Someone like the Sanremo winner Mahmood, for example, can hardly be blamed for the relationship of his parents which led to him being born in Milan rather than, say, Cairo. Similarly, in this country, we have a generation of children who are of mixed heritage but who are as Maltese as you and I – and this includes children being adopted from other lands who are also Maltese, despite the colour of their skin. What do we say to these children? That they are somehow not “really” Maltese simply because of the circumstances surrounding their conception or because they were ill-fated enough to have been born in a poverty-stricken country where they ended up in an orphanage?

What about the children being born of Maltese mothers and fathers, or where only one of the parents is Maltese and the father/mother is of another nationality, but are being raised in Belgium and Luxembourg? How will they identify themselves in the future as a result of this diaspora, which is slightly different to the emigration of Maltese to Australia, Canada and the US because the close proximity to Malta means that they return to the native country more frequently?
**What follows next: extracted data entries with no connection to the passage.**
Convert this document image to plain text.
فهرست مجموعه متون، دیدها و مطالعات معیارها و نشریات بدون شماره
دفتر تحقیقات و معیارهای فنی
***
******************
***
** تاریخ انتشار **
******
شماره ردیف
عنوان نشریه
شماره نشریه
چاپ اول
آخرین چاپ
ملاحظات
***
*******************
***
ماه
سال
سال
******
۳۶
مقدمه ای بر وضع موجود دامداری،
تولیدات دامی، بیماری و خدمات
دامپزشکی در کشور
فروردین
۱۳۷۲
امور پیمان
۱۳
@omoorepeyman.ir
Where we grow up colours so much of our cultural identity that it can stay with us for a lifetime. Our roots and genetic lineage, however, are also an inextricable part of us too. Children of foreign parents who are being raised in Malta probably undergo a similar type of identity ‘crisis’, not knowing exactly where they belong and with which nationality they identify.

In comparison to all this, my first example about American vs British English may sound trite, but I have often noticed a rather prickly relationship between the Brits and Americans on this issue. But again, the question which must be posed is: What is the answer? To solemnly forbid children from watching their favourite shows just because the accent and idioms get on your nerves?

The globalisation of entertainment and the easy accessibility of YouTube means that today’s youngsters share media cultural references whether they live in Wickham or Wyoming… or even in Malta where Peppa Pig is also extremely popular. Many will also have noticed that Americanisms have crept into the way many Maltese toddlers and children speak, because of the shows and videos they watch, which creates a further distance from the British English their own parents were brought up to speak. And yet, British actors regularly “put on” American accents for films, and Americans actors do the same, so I find it intriguing why an accent, any accent, should cause so much irritation and angst. I put it down, once again, to an underlying annoyance at anything which is ‘different’ – which always somehow implies that one is better or superior to the other.

All of this is really such a contradiction at a time in our world when the fluidity of peoples means they migrate and interact with others as never before, along with the merging of language, accents and dialects. Rather than bringing us together it has given rise to a wave of nationalism and bigotry which is also sweeping the world. The most classic example of course is the UK, where the reality and implications of the vote for Brexit is lurking just around the corner. The Brexiters in Spain who seem astonished that their status will be different following 29 March is a case in point, where those living comfortably ‘abroad’ only voted with the thought of “getting rid of the immigrants” back home, without realising that when they are in another country, it is they who are the immigrants.

It is a myopic, rather arrogant view of the world, although to be fair, I have heard this kind of attitude from other nationalities as well. Immigrants and foreigners are always ‘the others’, but when it is they who move to another country to work and settle down then they are ex-pats (which has a much nicer ring to it) and they demand to be treated equally. It is rather funny in fact, that while we are all so intent on clinging to what sets us apart, always insisting that our ways are better, the reality is that we are much more alike than we think, because deep down the various traits of human nature are like a common thread which runs through all of mankind. The ones who have discovered this kernel of truth usually are those who are well-travelled or who have lived in other countries for extended periods of time, opening themselves up to new experiences, which is probably the best cultural education of all.